Ammonia is a chemical byproduct of urea that our bodies produce and expel in urine. In normal concentrations - if you drink lots of fluids and urinate often - urea doesn't have time to turn into ammonia and is fairly diluted. But when it is left, exposed to air and moisture, urea can quickly turn into smelly ammonia.
If you have a young infant, you may not find that ammonia is much of a problem because they tend to be changed more frequently, are drinking breast milk or formula and have less concentrated urine because they are on a liquid diet. However, when babies get older, ammonia can become more common. Once baby starts eating solids and sleeping through the night, you may start to smell that unmistakable odor. Night time diapers can be the biggest offenders because you aren't changing your baby until the morning.
The problem with ammonia
Ammonia is more than just a bad smell, it can cause flat and red rashes that can get so severe they lead to open sores. ammonia 'burn' is the worst case scenario, which is actually a chemical burn. If you have a strongly smelling diaper, you want to deal with it as soon as possible to avoid this.
Can ammonia be prevented?
In a word, yes! If you know your baby is prone to ammoniacal diapers, you can try a few things:
Pre-rinse wet diapers
Use your diaper sprayer or just rinse your diapers in the sink after you change your baby. Rinsing away the urine and not letting it sit until laundry day will prevent ammonia from building up. When soiled diapers are stored for too long, they become harder to wash too, so if you are noticing diapers becoming a bit smelly from ammonia, consider rinsing them immediately if they won't be hitting the washing machine for a few days.
Hydrate your baby
Make sure your baby is drinking lots of water. The less concentrated the urine, the less ammonia that is present.

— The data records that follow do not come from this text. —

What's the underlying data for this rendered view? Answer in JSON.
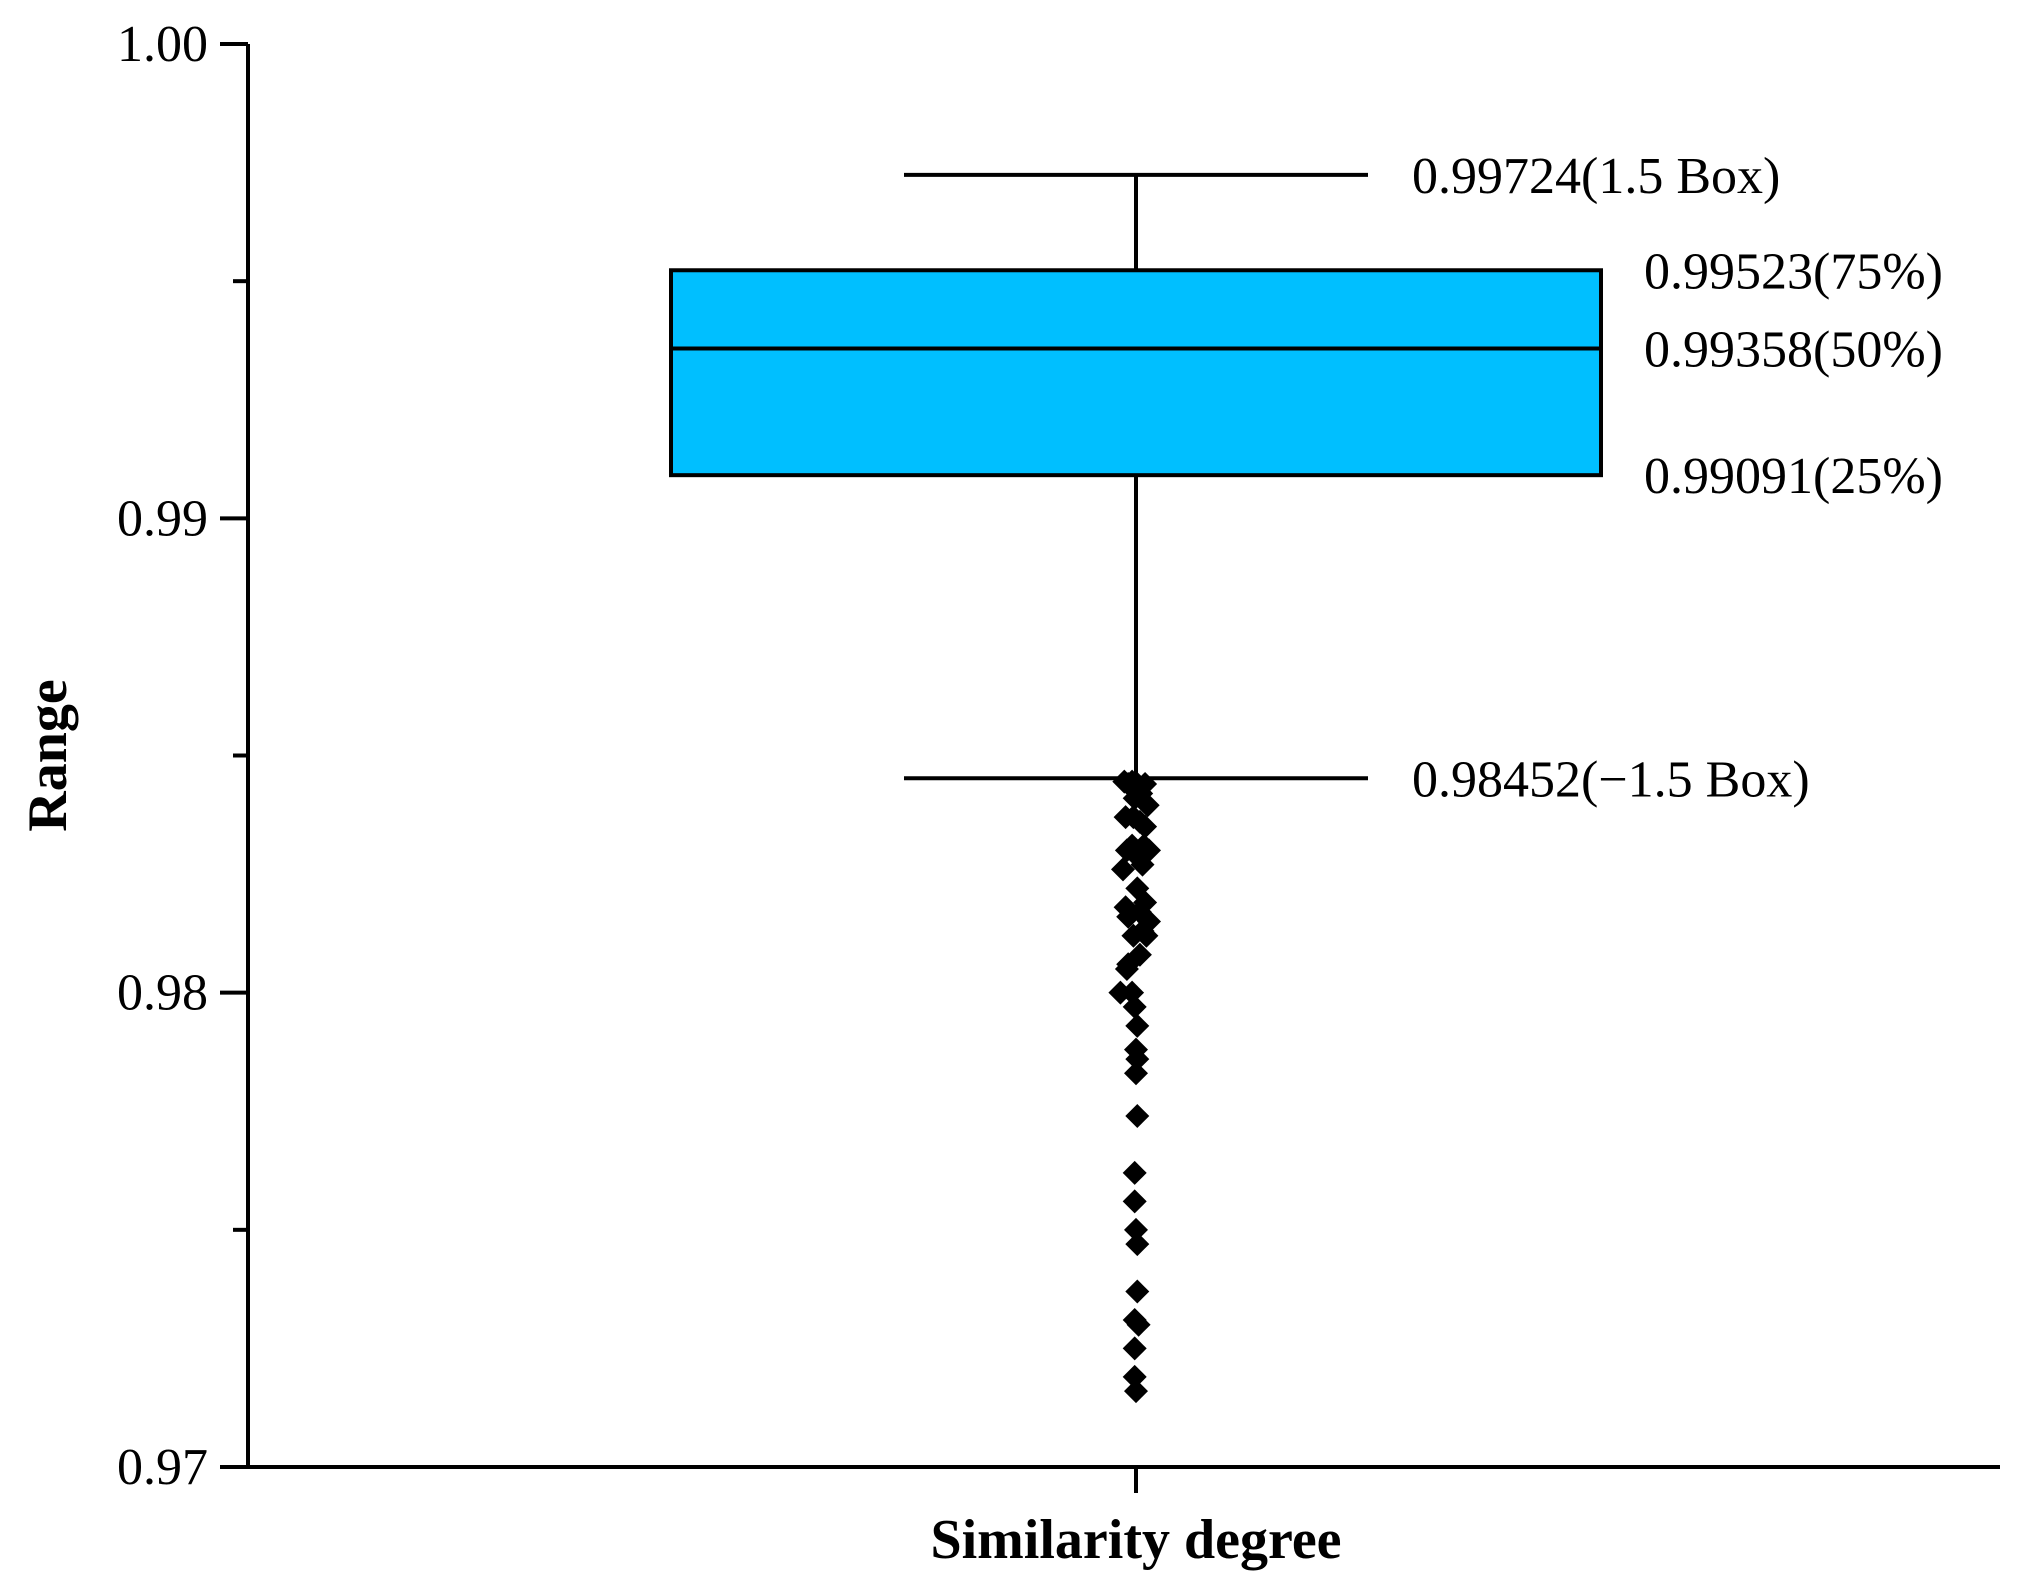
{
  "chart_data": {
    "type": "box",
    "xlabel": "Similarity degree",
    "ylabel": "Range",
    "ylim": [
      0.97,
      1.0
    ],
    "yticks": [
      {
        "value": 1.0,
        "label": "1.00"
      },
      {
        "value": 0.99,
        "label": "0.99"
      },
      {
        "value": 0.98,
        "label": "0.98"
      },
      {
        "value": 0.97,
        "label": "0.97"
      }
    ],
    "minor_ticks": [
      0.995,
      0.985,
      0.975
    ],
    "categories": [
      "Similarity degree"
    ],
    "box": {
      "upper_whisker": 0.99724,
      "q3": 0.99523,
      "median": 0.99358,
      "q1": 0.99091,
      "lower_whisker": 0.98452,
      "fill_color": "#00BFFF"
    },
    "annotations": [
      {
        "value": 0.99724,
        "label": "0.99724(1.5 Box)",
        "anchor": "whisker"
      },
      {
        "value": 0.99523,
        "label": "0.99523(75%)",
        "anchor": "box"
      },
      {
        "value": 0.99358,
        "label": "0.99358(50%)",
        "anchor": "box"
      },
      {
        "value": 0.99091,
        "label": "0.99091(25%)",
        "anchor": "box"
      },
      {
        "value": 0.98452,
        "label": "0.98452(−1.5 Box)",
        "anchor": "whisker"
      }
    ],
    "outliers": [
      {
        "x": -0.09,
        "y": 0.98445
      },
      {
        "x": -0.06,
        "y": 0.9844
      },
      {
        "x": -0.03,
        "y": 0.98445
      },
      {
        "x": 0.01,
        "y": 0.9844
      },
      {
        "x": 0.07,
        "y": 0.9844
      },
      {
        "x": 0.04,
        "y": 0.9842
      },
      {
        "x": -0.01,
        "y": 0.9841
      },
      {
        "x": 0.09,
        "y": 0.98395
      },
      {
        "x": -0.08,
        "y": 0.9837
      },
      {
        "x": -0.02,
        "y": 0.9837
      },
      {
        "x": 0.03,
        "y": 0.9836
      },
      {
        "x": 0.07,
        "y": 0.9835
      },
      {
        "x": 0.1,
        "y": 0.983
      },
      {
        "x": 0.06,
        "y": 0.9831
      },
      {
        "x": -0.03,
        "y": 0.9831
      },
      {
        "x": 0.0,
        "y": 0.9829
      },
      {
        "x": -0.07,
        "y": 0.983
      },
      {
        "x": -0.1,
        "y": 0.9826
      },
      {
        "x": 0.05,
        "y": 0.9827
      },
      {
        "x": 0.01,
        "y": 0.9822
      },
      {
        "x": 0.07,
        "y": 0.9819
      },
      {
        "x": -0.08,
        "y": 0.9818
      },
      {
        "x": -0.06,
        "y": 0.9816
      },
      {
        "x": 0.03,
        "y": 0.9817
      },
      {
        "x": 0.1,
        "y": 0.9815
      },
      {
        "x": 0.05,
        "y": 0.9813
      },
      {
        "x": -0.02,
        "y": 0.9812
      },
      {
        "x": 0.08,
        "y": 0.9812
      },
      {
        "x": 0.03,
        "y": 0.9808
      },
      {
        "x": -0.06,
        "y": 0.9806
      },
      {
        "x": -0.07,
        "y": 0.9805
      },
      {
        "x": -0.03,
        "y": 0.98
      },
      {
        "x": -0.12,
        "y": 0.98
      },
      {
        "x": -0.01,
        "y": 0.9797
      },
      {
        "x": 0.01,
        "y": 0.9793
      },
      {
        "x": 0.0,
        "y": 0.9788
      },
      {
        "x": 0.01,
        "y": 0.9786
      },
      {
        "x": 0.0,
        "y": 0.9783
      },
      {
        "x": 0.01,
        "y": 0.9774
      },
      {
        "x": -0.01,
        "y": 0.9762
      },
      {
        "x": -0.01,
        "y": 0.9756
      },
      {
        "x": 0.0,
        "y": 0.975
      },
      {
        "x": 0.01,
        "y": 0.9747
      },
      {
        "x": 0.01,
        "y": 0.9737
      },
      {
        "x": -0.01,
        "y": 0.9731
      },
      {
        "x": 0.02,
        "y": 0.973
      },
      {
        "x": -0.01,
        "y": 0.9725
      },
      {
        "x": -0.01,
        "y": 0.9719
      },
      {
        "x": 0.0,
        "y": 0.9716
      }
    ],
    "grid": false,
    "legend": "none"
  }
}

Very hot washes will kill ammonia, provided there is not already a build up. If you are worried, you may want to temporarily raise the temperature on your hot water heater to 140 degrees to wash your cloth diapers and kill bacteria.
How to deal with ammonia
One of the main problems in dealing with ammonia is that eco-friendly and homemade detergents are becoming more popular. Unfortunately, they do not have the strength to get soiled, ammonia-filled diapers properly cleaned. It may seem to work for the first few months, while your baby's diet is mostly liquid, but as your child gets older and the urine becomes more concentrated, these detergents just don't hold up.
The solution? Use a good quality detergent so your diapers come clean the first time. Bleach can help, but we recommend that as a last resort. Always try a few extra rinses with your quality detergent first.
Ammonia can be a deal breaker for parents, but it doesn't have to be the end of your cloth diapering days. Remember, you invested in cloth for a reason, and by following the tips above, it doesn't have to be difficult to be ammonia-free.